At 1st glance, Monkey Park would seem like a sad 3rd world zoo that neglects its animals. Located about a 20-30 min. drive from the surf town of Tamarindo, the sign along the highway is unassuming and leaves interpretation to the imagination.
However, Monkey Park is a wildlife rehab center that houses all sorts of endangered species that are too injured to be released back into the wild, or serves as a temporary home to those who can heal enough to be released (ocelots, parrots, monkeys, etc). This means they do not breed, sell, or trade any animals, and the animals on 'display' will vary since they are brought by rescuers from around the island. After all, when there is a rainforest, deforestation, illegal poaching, orphaning, and habitat destruction come with the territory.
The foundation is funded by a gentleman in Switzerland, and operated by locals. Admission is $10-20 to get in to cover overhead. Most of the workers don't speak English, but they will accommodate for large tours and give you a bilingual guide if you call in advance.
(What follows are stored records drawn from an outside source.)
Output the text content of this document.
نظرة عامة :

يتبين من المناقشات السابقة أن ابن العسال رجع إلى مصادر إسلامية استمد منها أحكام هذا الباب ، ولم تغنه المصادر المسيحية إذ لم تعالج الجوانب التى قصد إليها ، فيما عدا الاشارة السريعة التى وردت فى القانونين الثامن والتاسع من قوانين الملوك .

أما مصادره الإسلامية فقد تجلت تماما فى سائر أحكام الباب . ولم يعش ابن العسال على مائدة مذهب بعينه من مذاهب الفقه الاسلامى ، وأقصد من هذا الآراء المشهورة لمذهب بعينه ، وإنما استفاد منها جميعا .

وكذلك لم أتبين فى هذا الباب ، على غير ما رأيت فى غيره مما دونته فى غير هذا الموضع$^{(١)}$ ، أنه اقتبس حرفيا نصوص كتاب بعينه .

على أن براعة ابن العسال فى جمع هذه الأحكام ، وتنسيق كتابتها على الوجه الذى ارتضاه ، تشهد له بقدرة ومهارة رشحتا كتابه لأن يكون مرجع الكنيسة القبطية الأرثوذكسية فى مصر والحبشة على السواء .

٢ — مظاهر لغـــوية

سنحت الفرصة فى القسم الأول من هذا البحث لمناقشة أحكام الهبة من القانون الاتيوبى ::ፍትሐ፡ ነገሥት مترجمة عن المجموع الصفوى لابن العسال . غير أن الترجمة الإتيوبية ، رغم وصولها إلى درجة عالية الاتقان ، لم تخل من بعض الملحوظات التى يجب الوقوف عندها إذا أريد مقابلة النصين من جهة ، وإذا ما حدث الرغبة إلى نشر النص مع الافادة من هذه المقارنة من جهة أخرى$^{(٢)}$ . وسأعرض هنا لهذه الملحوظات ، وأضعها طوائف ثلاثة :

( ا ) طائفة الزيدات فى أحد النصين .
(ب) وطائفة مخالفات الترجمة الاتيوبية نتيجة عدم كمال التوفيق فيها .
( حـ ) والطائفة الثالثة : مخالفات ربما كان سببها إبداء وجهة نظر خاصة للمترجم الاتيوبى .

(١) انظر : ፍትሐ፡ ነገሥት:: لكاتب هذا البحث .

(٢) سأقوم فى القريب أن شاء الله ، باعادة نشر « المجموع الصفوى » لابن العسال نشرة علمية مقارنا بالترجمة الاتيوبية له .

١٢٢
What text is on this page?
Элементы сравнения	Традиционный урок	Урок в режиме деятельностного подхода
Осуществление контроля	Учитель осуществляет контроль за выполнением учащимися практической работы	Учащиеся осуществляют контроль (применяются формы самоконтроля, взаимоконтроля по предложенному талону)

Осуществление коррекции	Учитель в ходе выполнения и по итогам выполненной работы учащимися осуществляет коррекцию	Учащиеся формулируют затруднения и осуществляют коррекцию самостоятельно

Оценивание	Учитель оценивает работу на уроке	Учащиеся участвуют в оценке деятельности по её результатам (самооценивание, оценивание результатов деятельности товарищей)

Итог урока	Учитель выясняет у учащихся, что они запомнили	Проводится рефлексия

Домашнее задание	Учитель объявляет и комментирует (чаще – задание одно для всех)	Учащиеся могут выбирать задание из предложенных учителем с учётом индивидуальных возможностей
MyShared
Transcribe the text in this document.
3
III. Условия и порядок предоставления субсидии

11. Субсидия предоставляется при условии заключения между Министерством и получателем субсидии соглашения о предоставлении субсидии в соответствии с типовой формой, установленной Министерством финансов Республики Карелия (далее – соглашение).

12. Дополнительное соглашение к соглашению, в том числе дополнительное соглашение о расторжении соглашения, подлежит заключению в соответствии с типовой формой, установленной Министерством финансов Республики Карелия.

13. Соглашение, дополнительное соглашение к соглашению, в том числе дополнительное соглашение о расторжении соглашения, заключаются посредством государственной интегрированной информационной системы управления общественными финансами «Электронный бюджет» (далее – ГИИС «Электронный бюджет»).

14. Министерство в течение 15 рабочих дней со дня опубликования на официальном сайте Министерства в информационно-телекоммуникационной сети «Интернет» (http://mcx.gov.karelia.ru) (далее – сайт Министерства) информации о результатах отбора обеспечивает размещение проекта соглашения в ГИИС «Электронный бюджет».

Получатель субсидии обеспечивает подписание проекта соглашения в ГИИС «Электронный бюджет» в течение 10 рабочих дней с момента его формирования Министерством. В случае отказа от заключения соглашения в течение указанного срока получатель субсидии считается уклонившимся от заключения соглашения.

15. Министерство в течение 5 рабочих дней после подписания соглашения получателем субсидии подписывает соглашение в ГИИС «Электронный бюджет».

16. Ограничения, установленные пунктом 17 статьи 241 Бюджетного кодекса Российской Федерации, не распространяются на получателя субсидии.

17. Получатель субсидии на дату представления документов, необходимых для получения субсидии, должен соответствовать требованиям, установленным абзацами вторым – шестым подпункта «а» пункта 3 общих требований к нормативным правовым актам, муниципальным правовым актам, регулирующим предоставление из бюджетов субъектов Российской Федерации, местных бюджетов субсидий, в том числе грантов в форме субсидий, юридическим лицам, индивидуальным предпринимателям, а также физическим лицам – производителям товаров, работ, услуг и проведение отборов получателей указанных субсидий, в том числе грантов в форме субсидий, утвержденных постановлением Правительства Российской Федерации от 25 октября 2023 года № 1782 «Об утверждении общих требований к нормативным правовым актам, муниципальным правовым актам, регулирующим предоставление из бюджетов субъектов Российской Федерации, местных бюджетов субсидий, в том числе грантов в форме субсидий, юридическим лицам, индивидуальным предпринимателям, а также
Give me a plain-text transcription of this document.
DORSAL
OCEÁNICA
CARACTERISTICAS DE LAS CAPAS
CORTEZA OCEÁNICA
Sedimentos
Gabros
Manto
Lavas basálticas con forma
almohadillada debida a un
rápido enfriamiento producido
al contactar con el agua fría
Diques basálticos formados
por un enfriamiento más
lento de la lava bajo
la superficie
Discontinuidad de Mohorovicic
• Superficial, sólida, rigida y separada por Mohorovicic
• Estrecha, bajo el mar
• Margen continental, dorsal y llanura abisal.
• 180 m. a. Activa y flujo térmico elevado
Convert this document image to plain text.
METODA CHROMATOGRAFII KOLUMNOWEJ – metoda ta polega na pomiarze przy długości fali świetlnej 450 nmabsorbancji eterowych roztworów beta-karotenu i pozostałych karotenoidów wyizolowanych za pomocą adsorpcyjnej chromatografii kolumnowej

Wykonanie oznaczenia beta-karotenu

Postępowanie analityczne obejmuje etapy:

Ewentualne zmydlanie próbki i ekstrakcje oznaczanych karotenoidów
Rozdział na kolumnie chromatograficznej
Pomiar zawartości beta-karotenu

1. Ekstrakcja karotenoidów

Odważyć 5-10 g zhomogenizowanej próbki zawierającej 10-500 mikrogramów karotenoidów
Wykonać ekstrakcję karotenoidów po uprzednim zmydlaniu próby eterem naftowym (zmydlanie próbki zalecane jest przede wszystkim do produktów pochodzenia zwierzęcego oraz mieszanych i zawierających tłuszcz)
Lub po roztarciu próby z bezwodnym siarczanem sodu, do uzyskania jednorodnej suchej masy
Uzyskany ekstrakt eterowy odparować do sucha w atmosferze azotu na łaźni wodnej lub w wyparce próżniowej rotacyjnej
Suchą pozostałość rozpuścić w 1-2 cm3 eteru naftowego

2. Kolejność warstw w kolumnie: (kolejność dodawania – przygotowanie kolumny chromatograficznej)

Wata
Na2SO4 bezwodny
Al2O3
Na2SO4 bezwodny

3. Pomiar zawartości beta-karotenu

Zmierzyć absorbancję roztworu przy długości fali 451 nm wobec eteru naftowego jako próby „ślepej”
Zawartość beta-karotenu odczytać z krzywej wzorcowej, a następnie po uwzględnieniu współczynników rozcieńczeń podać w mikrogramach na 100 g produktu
I'll admit. I was skeptical at 1st. But these animals were surprisingly well cared for by a small team of dedicated volunteers. Enclosures were clean. Cage space was fairly large in relation to the size of the species (mostly birds and small mammals). There was plenty of food and clean water- and we arrived on a day it was supposed to be closed, so it probably wasn't just for show. There was 3 ft of space in between the viewing area and the cage, and unlike a lot of overseas attractions, no one can touch or hold the animals- not even for a fee. They are after all, susceptible to human disease, and supposed to be released back into the wild.
Monkey Park is not a zoo. It is far better.